More effective learning can take place in smaller classes

Besides, every parent knows – without the assistance of 50,000 pieces of meta-synthesised data – that a party of teens is likely to be less nightmarish if there are 20 attendees rather than 35. Those parents who can (often including the very politicians and policy makers who argue so vociferously against smaller classes) prove this point by sending their own children to private schools who promise they will provide, “small classes and individual attention”. These schools boast of excellent teachers but are never so unwise as to say because they have “excellent teachers” they don’t mind how far class sizes balloon. Imagine trying to recruit students with a line like that? It would be the sound of one hand clapping.

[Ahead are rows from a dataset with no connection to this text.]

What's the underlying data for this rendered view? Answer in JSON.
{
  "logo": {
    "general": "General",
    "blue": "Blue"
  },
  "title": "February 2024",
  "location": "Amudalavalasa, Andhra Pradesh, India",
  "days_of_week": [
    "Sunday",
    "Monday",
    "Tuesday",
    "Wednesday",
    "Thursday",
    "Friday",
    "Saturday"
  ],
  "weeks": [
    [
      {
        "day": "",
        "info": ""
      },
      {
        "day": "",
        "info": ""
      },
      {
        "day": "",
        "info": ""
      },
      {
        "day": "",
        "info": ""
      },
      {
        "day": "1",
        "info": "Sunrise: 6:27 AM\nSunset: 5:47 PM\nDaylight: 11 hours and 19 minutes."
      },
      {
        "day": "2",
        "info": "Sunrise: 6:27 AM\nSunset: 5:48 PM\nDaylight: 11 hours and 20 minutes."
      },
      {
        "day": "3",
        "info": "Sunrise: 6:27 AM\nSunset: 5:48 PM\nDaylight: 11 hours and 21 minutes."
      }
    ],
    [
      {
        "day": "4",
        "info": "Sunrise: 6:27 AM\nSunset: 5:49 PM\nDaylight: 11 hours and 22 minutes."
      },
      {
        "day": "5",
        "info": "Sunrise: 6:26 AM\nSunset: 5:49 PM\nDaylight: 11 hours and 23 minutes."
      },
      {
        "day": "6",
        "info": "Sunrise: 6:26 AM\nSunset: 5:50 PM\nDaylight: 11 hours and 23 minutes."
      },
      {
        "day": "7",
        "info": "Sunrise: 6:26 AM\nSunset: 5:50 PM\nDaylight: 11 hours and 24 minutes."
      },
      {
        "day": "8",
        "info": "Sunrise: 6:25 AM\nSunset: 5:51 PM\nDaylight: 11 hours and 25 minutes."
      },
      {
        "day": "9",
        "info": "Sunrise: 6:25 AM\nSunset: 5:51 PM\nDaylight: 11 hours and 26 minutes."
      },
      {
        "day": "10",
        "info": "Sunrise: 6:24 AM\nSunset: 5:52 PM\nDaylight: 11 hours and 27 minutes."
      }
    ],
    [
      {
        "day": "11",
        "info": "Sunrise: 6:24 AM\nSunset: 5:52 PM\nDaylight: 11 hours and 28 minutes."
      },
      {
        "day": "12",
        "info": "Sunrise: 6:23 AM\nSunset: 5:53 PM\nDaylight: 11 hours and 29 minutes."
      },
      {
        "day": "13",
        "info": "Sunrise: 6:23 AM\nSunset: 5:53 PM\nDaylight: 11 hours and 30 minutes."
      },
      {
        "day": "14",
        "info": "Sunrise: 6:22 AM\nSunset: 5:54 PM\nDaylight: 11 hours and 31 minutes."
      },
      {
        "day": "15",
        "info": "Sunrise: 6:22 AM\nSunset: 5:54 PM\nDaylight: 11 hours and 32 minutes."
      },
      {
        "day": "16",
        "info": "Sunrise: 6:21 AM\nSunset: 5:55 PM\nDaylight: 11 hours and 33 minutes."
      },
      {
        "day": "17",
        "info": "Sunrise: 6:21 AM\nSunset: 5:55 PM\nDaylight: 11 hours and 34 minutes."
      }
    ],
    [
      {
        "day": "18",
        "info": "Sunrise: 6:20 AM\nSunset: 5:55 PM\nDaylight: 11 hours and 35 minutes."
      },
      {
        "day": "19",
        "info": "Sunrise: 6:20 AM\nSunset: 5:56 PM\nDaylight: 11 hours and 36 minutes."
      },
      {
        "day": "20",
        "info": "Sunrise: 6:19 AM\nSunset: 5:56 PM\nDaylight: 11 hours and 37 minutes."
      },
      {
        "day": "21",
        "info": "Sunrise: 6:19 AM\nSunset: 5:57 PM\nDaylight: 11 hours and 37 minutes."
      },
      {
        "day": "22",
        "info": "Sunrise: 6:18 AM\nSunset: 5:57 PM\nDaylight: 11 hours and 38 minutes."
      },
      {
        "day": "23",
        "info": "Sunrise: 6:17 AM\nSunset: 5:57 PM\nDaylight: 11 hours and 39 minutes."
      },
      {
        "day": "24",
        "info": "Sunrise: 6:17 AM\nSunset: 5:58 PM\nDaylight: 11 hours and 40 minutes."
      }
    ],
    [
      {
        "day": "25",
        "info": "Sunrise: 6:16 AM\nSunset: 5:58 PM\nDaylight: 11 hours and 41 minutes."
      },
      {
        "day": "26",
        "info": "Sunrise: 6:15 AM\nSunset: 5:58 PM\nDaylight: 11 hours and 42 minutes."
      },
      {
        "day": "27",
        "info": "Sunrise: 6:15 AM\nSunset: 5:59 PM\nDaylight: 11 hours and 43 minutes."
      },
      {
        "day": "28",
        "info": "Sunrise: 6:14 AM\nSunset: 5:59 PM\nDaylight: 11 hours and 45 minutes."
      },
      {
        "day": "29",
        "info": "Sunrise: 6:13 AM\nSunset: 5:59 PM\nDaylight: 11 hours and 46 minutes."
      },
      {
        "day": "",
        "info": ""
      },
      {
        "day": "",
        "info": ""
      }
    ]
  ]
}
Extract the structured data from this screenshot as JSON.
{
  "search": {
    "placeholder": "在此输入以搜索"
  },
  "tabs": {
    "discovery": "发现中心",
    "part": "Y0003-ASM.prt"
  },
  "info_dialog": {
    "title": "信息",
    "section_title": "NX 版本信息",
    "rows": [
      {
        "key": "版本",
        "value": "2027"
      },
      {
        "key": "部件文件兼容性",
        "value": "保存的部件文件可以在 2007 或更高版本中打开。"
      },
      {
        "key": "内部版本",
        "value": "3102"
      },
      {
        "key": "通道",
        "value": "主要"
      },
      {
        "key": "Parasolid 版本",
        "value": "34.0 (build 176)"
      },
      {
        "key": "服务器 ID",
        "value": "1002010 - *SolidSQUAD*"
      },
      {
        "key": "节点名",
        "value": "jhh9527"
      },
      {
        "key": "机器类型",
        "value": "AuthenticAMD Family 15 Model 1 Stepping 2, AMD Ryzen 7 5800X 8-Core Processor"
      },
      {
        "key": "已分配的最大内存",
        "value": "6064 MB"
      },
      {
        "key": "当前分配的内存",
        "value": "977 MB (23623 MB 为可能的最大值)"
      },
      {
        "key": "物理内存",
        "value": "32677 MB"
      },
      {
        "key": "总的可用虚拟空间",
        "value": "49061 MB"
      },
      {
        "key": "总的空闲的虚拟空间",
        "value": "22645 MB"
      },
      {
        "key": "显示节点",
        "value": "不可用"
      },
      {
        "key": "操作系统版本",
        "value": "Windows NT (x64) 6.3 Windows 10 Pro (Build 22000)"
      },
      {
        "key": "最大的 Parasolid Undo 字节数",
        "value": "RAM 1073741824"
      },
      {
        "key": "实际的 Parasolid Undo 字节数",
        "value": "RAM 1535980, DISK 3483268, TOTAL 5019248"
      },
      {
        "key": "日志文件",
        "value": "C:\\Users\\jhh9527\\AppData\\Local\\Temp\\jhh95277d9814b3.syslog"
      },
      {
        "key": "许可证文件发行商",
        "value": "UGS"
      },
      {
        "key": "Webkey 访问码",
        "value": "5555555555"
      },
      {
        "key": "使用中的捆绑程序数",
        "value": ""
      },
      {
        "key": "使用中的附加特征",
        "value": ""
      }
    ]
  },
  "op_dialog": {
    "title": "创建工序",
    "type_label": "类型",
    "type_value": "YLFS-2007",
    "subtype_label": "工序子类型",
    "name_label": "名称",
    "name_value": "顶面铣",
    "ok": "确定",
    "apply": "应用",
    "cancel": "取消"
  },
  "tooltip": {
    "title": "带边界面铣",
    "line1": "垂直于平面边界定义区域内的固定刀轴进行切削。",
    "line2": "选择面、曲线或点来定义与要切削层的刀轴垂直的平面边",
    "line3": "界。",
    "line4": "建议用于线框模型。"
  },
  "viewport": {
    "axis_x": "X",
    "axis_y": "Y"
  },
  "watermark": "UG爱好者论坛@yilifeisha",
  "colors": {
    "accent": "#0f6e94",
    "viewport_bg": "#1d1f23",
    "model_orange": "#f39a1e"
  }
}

Getting class size out of the closet

State schools with large classes know it’s a complete turn off for parents so they don’t mention it. And parents are bombarded with data about schools while specific information on class size is not readily available.

When Anne Tolley was asked at our annual conference why the agencies don’t collect that information or parents and put it on a website as happens in Ontario, she said that it was data parents could get from the school if they wanted. Or, in translation:

While class size is a government responsibility and not something that can be easily dismissed as an individual school responsibility, hell will freeze over before parents are provided with comparative data.

She has offered a way forward, “schools make decisions on class sizes, and we need to provide more flexibility for principals on how they allocate teachers, as the ways in which students are taught change in our modern world.” (New Zealand Herald, 19 October). Or, in translation:

Without that irritating collective agreement principals could trade off teachers’ non-contact time for smaller class sizes.

Addressing workload stressors; it's about time

Once again, it’s not either/or, it’s both. Smaller classes provide a better learning environment for students and a better teaching environment too. Non contact gives teachers the time to prepare better lessons and to assess effectively – including providing individualised feedback. Trading off one for the other simply shifts the problems elsewhere – most probably into teacher recruitment.

The minister has demonstrated that she understands the stress secondary teachers are facing and has just announced some initiatives that will begin to address workload, so it seems counter-productive to be contemplating actions that will make secondary teaching even more stressful and difficult than it is already.

Focus on learning not government v teachers

Falling back into the yin and yang of teachers versus the government will not get us on to the path of enlightenment and through the gateless gate. We need to act differently and that can’t be done unless we can learn to think differently. The past is not always the best guide to the future because, that was zen, this is tao!